In an emergency, physicians must distinguish between torsion and inflammation of the testis. Antibiotics are not necessary for viral causes of the disease, supportive therapies such as bed rest, antipyretics, analgesics, scrotal support, and hot or cold packs for analgesia are advisable.

  • Nonsteroidal anti-inflammatory drugs, such as ibuprofen (Advil, Motrin IB, others) or naproxen sodium (Aleve)
  • Antibiotics should start empirically based on the likely pathogens according to age and sexual history.
  • If there is suspicion of an enteric bacteria is suspected, then fluoroquinolones (ciprofloxacin, ofloxacin, levofloxacin) for 10 to 14 days are the preferred drugs. Trimethoprim-sulfamethoxazole is also an option for these pathogens.
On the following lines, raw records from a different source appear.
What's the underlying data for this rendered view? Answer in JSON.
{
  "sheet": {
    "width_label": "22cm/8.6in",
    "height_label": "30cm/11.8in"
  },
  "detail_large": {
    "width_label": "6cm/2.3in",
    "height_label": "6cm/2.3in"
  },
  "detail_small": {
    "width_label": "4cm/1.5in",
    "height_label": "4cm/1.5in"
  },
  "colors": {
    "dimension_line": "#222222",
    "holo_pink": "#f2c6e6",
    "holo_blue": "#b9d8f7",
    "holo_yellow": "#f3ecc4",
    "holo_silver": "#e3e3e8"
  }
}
  • If there is suspicion of a sexually transmitted pathogen, then treatment should consist of ceftriaxone 250 mg single shot intramuscularly and doxycycline 100 mg twice daily for 10 to 14 days. An azithromycin is also an option in place of doxycycline.
  • Most people with viral orchitis start to feel better in three to 10 days, although it can take several weeks for the scrotal tenderness to disappear.

Sexual partners of the patient with sexually transmitted pathogens should receive treatment. The inability to take oral antibiotics, signs of sepsis and failure of previous outpatient therapy should warrant inpatient therapy.